Salehah continued: Malnutrition means more infections, including gangrene, which in turn means more limb amputations.

Imminent Famine

The newspaper confirmed that for several months, relief organizations struggled to deliver food to an estimated 300,000 people in northern Gaza, with the World Food Programme recently warning that famine has either already occurred or will start before July.

The crisis worsened last week when the World Central Kitchen charity, the only organization outside the United Nations regularly providing hot meals, suspended its operations after Israeli airstrikes killed seven of its staff.

Abeer Attiyeh, spokesperson for the UN World Food Programme in Cairo, said: “WCK was feeding around 500,000 people daily with hot meals.”

She continued: “We feed over a million people every month, and UNRWA [the United Nations Relief and Works Agency for Palestine Refugees] provides food to people monthly, and the three of us are really working to avert this famine.”

Attiyeh added: “But this will not succeed unless humanitarian workers operate in a safe environment – there must be respect for their protection, due to the urgent need to reach the most vulnerable groups throughout Gaza.”

Israeli Obstinacy

According to the British newspaper, Israeli authorities announced on Friday, after a phone call between US President Joe Biden and Israeli Prime Minister Benjamin Netanyahu, that they would temporarily reopen the Erez crossing to northern Gaza and allow more aid to enter through the Ashdod port into the sector’s northern region.

To reach more people in northern Gaza, Israeli officials responsible for entry points into the sector will have to change their approach to dealing with humanitarian convoys, which relief groups say are subject to a chaotic approval system that cannot be predicted.

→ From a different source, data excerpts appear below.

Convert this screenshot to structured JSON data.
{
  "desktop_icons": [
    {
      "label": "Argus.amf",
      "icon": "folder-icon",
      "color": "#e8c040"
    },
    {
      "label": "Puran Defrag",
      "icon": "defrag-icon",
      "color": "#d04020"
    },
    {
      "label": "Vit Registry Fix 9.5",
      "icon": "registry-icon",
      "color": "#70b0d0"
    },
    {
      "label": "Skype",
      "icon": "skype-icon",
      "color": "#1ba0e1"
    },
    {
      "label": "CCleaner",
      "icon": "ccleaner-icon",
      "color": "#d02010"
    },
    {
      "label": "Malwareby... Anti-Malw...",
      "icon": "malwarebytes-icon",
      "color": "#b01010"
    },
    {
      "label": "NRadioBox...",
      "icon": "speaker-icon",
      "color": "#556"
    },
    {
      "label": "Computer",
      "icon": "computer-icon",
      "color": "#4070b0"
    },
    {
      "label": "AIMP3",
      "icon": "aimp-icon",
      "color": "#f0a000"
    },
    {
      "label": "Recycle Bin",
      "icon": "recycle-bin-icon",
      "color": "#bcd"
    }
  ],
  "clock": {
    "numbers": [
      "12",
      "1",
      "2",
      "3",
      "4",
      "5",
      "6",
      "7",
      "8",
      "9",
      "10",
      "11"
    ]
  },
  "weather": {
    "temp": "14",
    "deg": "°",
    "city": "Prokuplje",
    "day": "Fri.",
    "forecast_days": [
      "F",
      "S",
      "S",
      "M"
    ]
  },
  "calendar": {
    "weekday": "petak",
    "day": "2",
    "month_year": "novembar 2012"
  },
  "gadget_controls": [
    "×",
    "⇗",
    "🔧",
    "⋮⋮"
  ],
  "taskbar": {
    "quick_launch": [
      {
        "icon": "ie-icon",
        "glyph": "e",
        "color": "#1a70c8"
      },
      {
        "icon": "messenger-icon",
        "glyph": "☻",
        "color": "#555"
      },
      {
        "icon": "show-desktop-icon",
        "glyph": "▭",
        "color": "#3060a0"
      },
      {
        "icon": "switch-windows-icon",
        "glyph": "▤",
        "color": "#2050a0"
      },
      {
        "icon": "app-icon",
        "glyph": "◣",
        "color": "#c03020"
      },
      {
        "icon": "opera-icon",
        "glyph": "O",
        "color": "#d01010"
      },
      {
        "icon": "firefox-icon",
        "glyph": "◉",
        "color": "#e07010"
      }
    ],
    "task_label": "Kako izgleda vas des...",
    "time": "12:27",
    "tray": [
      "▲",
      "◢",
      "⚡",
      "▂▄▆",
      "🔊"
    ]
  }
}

This applies particularly to northern Gaza, where Israel has prevented UNRWA, the largest aid organization operating in Gaza, from providing assistance.

Juliette Touma, communications director at the organization, said: “We call on Israeli authorities to reverse their decision preventing UNRWA from accessing northern Gaza with food supplies, the situation is rapidly moving towards famine and UNRWA must be allowed to do its job.”

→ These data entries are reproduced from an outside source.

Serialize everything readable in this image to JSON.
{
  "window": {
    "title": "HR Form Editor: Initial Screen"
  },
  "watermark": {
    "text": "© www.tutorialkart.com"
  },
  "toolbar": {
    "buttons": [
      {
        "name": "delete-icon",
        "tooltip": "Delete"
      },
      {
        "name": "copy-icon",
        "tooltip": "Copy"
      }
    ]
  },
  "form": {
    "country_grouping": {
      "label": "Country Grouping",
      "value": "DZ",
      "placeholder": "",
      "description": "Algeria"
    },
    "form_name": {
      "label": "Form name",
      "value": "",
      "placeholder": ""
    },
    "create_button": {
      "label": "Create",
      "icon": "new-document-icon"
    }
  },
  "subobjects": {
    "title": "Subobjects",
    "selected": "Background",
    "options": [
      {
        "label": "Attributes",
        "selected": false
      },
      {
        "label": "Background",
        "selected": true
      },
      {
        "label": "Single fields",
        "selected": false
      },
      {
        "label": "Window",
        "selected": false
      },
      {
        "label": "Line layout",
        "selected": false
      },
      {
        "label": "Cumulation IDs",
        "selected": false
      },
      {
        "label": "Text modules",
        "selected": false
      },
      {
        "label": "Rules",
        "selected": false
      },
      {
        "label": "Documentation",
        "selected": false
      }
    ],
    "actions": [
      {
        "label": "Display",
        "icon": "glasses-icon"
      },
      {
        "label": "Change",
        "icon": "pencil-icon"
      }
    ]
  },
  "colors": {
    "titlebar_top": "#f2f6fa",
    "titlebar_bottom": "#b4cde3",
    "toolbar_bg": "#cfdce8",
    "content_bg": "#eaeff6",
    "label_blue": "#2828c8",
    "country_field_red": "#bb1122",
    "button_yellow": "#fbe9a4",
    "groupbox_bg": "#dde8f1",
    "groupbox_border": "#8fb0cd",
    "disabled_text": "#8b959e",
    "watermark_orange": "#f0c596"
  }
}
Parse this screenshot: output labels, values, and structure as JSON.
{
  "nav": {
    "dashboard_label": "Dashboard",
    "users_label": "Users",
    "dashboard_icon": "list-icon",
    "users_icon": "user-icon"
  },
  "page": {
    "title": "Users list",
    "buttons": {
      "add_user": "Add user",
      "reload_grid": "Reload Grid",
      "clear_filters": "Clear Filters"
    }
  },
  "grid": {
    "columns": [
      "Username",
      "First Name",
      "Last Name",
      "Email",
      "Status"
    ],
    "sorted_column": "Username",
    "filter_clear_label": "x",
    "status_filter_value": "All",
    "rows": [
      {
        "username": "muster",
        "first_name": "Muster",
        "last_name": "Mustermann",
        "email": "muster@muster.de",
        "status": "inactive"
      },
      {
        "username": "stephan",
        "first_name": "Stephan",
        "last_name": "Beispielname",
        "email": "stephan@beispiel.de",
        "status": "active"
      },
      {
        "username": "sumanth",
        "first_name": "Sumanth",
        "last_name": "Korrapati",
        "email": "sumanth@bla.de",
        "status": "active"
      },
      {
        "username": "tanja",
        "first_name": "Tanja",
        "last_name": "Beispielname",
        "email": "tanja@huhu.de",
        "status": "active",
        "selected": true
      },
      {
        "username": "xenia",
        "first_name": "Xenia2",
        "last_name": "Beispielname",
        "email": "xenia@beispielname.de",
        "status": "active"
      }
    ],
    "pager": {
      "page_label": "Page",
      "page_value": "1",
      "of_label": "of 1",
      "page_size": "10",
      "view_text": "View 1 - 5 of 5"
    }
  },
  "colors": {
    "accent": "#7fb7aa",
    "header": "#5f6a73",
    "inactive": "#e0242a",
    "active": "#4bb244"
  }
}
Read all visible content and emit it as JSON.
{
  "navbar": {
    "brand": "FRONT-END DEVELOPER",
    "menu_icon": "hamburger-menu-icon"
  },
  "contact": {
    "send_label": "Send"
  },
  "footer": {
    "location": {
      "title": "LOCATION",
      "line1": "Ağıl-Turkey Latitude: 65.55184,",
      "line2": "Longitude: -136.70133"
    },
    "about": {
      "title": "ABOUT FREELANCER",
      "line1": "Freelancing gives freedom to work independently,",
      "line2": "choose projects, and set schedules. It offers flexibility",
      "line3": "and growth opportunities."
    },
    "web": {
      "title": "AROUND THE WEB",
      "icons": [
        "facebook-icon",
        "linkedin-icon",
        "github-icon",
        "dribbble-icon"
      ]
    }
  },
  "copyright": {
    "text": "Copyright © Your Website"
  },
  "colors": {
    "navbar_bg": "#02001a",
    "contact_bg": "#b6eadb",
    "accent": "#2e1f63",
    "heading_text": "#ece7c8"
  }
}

Attiyeh said: The WFP resumed delivering aid to northern Gaza last month after having to suspend delivery operations due to security issues in February.

In a report published last week, Oxfam, the relief organization, said that people in northern Gaza are living on an average of 245 calories per day – less than a can of beans.

Scott Paul, the organization’s director, said: “In the north, we are talking about a famine situation, where putting food on someone’s doorstep, dropping it from the sky, or unloading it from the dock is a dangerous affair.”

He added: “It’s not just minimally helpful, but it can be dangerous for people suffering from severe malnutrition.”

Paul continued: “The kind of humanitarian assistance needed to pull people back from famine… will involve flooding the area with people, medicines, and medical supplies, and this requires a type of operating environment that we have never come close to having at present.”

Hell on Earth

Dr. Umia Khemash, who heads the Health Roots organization, said that people trapped in northern Gaza are living “hell on earth.”

He added: “We have tried several times to deliver food supplies, and once managed to get a truck loaded with food, but it was bombed, and 20 people died, food in particular is a major problem in the north.”

He noted that doctors working with him in the north have noticed the emaciation in children, a sign of acute hunger, saying: “Their bones have become visible and they have become extremely thin, and many also suffer from dehydration, diarrhea, and infections.”

Salehah, the doctor at Al-Awda Hospital, described eating animal fodder as feed, saying: Local residents were grinding dry animal feed to make bread, as there was little flour available.

He added: “When airdrop operations arrived, I saw people fighting, they were dying trying to get food for themselves and their children.”